Dr. Laura Smith, Assistant Professor of Epidemiology and Environmental Health and Community of Excellence in Global Health Equity, oversees her work. She has a long-standing partnership with collaborators in Zimbabwe and is currently Associate Director for Nutrition at Zvitambo. Dr. Smith investigates mycotoxin exposure – toxic molds that contaminate staple foods like maize and groundnuts – in pregnancy and birth outcomes and the potential link between mycotoxin exposure to gut dysfunction and stunting among children in Zimbabwe through the Sanitation Hygiene Infant Nutrition Efficacy (SHINE) trial.
Through her partnership with Zvitambo, Dr. Smith and Koyratty are developing scales to measure food and water insecurity in rural subsistence farming households in Zimbabwe. Food and water insecurity are multi-dimensional concepts consisting of i) availability (e.g. food stocks, land for crops and livestock, food aid, water volume) ii) access (market distance, resources to obtain food, distance to clean and safe water sources, affordability) iii) utilization (food quality and diversity, food and water safety, storage) and iv) supply stability (experience of social, economic or environmental shocks that make is difficult to meet food and water needs). However, current food and water (in)security metrics are incomplete and underdeveloped – they focus on the experienceof food and water insecurity, such as feelings of worry or shame. While useful in certain situations, these tools are not comprehensive enough and may underestimate the true prevalence of insecure households. Zimbabwe Holistic Household Insecurity Scales (ZHHIS), ZHHIS-FOOD and ZHHIS-WATER, will be more holistic and representative of the rural Zimbabwean household.

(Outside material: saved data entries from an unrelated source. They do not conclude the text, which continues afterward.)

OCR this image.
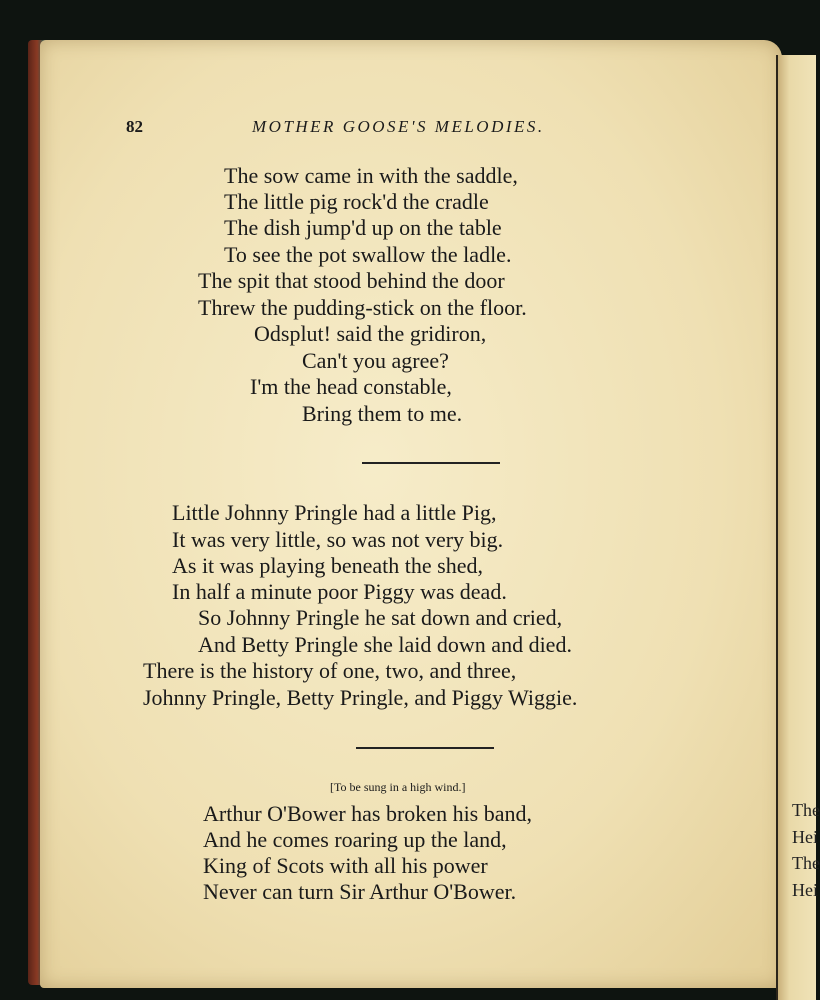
The
Hei
The
Hei
82	MOTHER GOOSE'S MELODIES.
The sow came in with the saddle,
The little pig rock'd the cradle
The dish jump'd up on the table
To see the pot swallow the ladle.
The spit that stood behind the door
Threw the pudding-stick on the floor.
Odsplut! said the gridiron,
Can't you agree?
I'm the head constable,
Bring them to me.
Little Johnny Pringle had a little Pig,
It was very little, so was not very big.
As it was playing beneath the shed,
In half a minute poor Piggy was dead.
So Johnny Pringle he sat down and cried,
And Betty Pringle she laid down and died.
There is the history of one, two, and three,
Johnny Pringle, Betty Pringle, and Piggy Wiggie.
[To be sung in a high wind.]
Arthur O'Bower has broken his band,
And he comes roaring up the land,
King of Scots with all his power
Never can turn Sir Arthur O'Bower.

Koyratty and Dr. Smith plan to characterize food and water insecurity using the ZHHIS-FOOD and ZHHIS-WATER measures to understand how they affect adoption of adequate nutrition behaviours. With this data, their team can implement innovative and sustainable approaches to both nutrition-sensitive and nutrition-specific interventions to prevent growth retardation, accelerate progress on reducing child stunting, and pave the way for healthier populations. This data can also inform the work of organizations that provide aid, cash or in-kind assistance, and social support, as well as global health professionals who lead supplementation programmes, agriculture interventions and sanitation programmes.
Koyratty reflects on the kindness and generosity of her hosts. Her experience in Zimbabwe helped her to understand many of the problems facing the population. She also had opportunities to enjoy the amazing wildlife: birds of all shapes, sizes and colors in her garden during lunch, and lions, elephants, rhinos, giraffes and hippopotamus at local wildlife reserves.